By the end of the course, you will have an advanced understanding of the nature of gender studies, its interdisciplinary frameworks and the range of theoretical perspectives and methods.
You will also have the ability to analyse social and cultural phenomena through the lens of gender in a way that appreciates a range of disciplinary perspectives.
You will have specific knowledge of some aspects of gender studies, both theoretical and applied, and the ability to conduct a piece of individual research, using appropriate conceptual frameworks and methods, on an aspect of gender studies.
Postgraduate Diploma in
Gender Studies
Available on a 12-month full-time or 24-month part-time basis, the Postgraduate Diploma in Gender Studies covers similar ground to the MA, but does not include the dissertation module.
On the basis of a good performance in a full-time student's first semester, or a part-timer's first year, students initially registered for the Diploma may be transferred onto the corresponding MA.

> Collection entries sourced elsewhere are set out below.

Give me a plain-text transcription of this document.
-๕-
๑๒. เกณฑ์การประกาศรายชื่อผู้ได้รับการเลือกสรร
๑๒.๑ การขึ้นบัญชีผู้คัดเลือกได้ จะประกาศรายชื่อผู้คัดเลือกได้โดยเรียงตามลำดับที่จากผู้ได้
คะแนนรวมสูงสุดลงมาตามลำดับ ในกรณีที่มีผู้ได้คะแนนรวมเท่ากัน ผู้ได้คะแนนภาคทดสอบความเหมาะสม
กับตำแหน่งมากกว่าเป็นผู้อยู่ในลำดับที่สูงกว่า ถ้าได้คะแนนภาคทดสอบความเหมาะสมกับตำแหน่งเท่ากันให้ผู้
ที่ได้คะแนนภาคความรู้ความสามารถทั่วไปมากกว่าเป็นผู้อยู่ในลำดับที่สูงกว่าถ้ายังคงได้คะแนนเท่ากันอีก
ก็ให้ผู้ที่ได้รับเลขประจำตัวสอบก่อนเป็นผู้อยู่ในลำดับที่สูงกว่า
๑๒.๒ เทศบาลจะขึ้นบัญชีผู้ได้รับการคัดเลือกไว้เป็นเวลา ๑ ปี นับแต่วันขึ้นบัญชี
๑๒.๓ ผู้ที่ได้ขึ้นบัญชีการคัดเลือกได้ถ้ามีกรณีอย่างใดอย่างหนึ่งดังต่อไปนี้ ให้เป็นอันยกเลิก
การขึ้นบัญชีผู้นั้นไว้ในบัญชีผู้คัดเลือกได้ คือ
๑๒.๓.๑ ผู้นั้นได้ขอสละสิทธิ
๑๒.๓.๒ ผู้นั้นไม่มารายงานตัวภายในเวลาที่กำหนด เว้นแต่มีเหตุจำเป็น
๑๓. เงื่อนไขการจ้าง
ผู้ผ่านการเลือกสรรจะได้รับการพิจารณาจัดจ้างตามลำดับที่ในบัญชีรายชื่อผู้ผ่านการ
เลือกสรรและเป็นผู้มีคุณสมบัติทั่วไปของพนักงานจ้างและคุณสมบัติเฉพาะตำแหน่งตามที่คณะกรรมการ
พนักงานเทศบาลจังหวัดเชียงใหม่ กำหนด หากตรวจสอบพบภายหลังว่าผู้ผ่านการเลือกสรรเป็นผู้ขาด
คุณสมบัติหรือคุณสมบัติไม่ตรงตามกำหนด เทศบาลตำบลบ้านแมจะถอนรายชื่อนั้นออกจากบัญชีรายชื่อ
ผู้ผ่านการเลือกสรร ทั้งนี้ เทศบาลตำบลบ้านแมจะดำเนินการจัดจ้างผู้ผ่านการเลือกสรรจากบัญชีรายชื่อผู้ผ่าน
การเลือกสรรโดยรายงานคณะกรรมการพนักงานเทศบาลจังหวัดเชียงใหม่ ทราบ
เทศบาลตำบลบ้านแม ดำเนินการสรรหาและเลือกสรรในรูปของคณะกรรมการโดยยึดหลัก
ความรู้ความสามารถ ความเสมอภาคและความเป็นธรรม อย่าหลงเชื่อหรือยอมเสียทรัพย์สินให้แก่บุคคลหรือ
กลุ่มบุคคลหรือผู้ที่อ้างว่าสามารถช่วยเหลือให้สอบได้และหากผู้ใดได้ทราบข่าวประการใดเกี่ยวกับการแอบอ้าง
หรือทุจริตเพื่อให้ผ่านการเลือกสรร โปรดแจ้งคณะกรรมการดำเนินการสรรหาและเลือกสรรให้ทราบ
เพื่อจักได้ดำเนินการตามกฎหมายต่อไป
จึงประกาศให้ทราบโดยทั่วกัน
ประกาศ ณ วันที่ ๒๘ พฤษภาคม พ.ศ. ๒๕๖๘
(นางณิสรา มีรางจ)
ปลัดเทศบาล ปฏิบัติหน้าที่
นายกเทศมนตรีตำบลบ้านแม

MA Gender Studies is available on a 12-month full-time or 24-month part-time basis. The course has five modules: three compulsory, two elective.
Compulsory modules
Researching Gender provides you with the opportunity to focus on researching gender with a particular emphasis on feminist research practices. In exploring a range of disciplinary perspectives, you will focus on epistemological, methodological and ethical considerations. In particular, the course looks at these considerations with relation to research design and methods.
The module also encourages you to think beyond disciplinary boundaries and develop an understanding of the possibilities of interdisciplinary research. You will critically analyse research practice from a gender and feminist perspective, review and appraise research findings, and synthesise information and knowledge from a range of disciplinary and interdisciplinary sources and perspectives.

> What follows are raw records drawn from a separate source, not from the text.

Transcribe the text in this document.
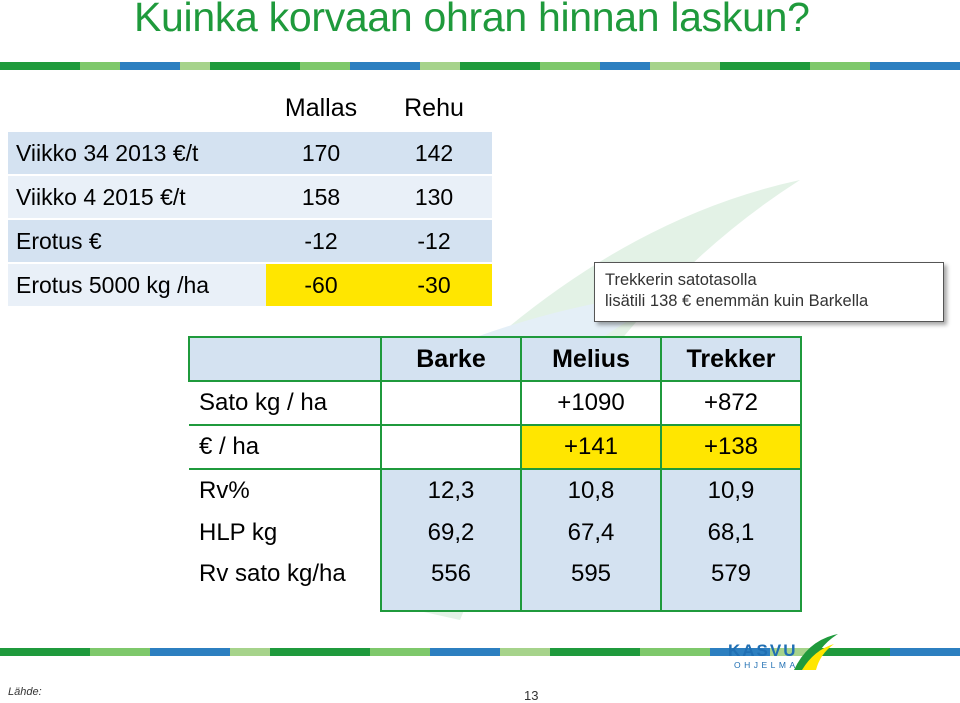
Kuinka korvaan ohran hinnan laskun?
	Mallas	Rehu
Viikko 34 2013 €/t	170	142
Viikko 4 2015 €/t	158	130
Erotus €	-12	-12
Erotus 5000 kg /ha	-60	-30	Trekkerin satotasolla
lisätili 138 € enemmän kuin Barkella
	Barke	Melius	Trekker
Sato kg / ha		+1090	+872
€ / ha		+141	+138
Rv%	12,3	10,8	10,9
HLP kg	69,2	67,4	68,1
Rv sato kg/ha	556	595	579
KASVU
OHJELMA
Lähde:	13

Theorising Gender engages with contemporary theoretical approaches within gender studies. Exploring the social and individual processes involved in the enactment of gender relations, the module investigates alternative, complementary and conflicting explanations for the source and operation of gender.
Investigating the historical, social and individual significance of gender, you will examine various areas of social life where gender shapes interactions and forms meaning: in particular, you will consider family roles, reproductive technologies, citizenship, sexuality, culture and personal biography.
Dissertation allows you to tailor your own programme of training and research in consultation with a member of staff drawn from the centre's MA/PhD supervisory panel.
Elective modules
In addition to the compulsory modules, you also choose two modules from the following list.
- Feminist Cultural Theory
- Revisioning Histories of Modernism (Femininity, Modernity, Representation)
- Feminist Criticism and Practice in the Contemporary Visual Arts
- Language and Politics
- Global Genders
- Que(e)rying Sexualities
- Gender, Race & Culture
- Contested Bodies
- Gender, Communications and Popular Culture
- Gender and Health
- Childbirth in Seventeenth Century England
- Representing Women in Medieval Literature
- Critical Musicology
- Gender, Globalisation and Development
- Race, Gender and Migration
For more information about both the compulsory and elective modules, please consult the module catalogue
Full-time students may take either three modules in Semester 1 and one in Semester 2, as well as the dissertation, or two modules in Semester 1 and two in Semester 2, as well as the dissertation.
Part-time students have some flexibility as to when they take their modules, but we do advise candidates to consider the credit load between semesters. One pattern may be to take three modules in the first year, with two in Semester 1 and one in Semester 2. This leaves one module and the dissertation for the second year.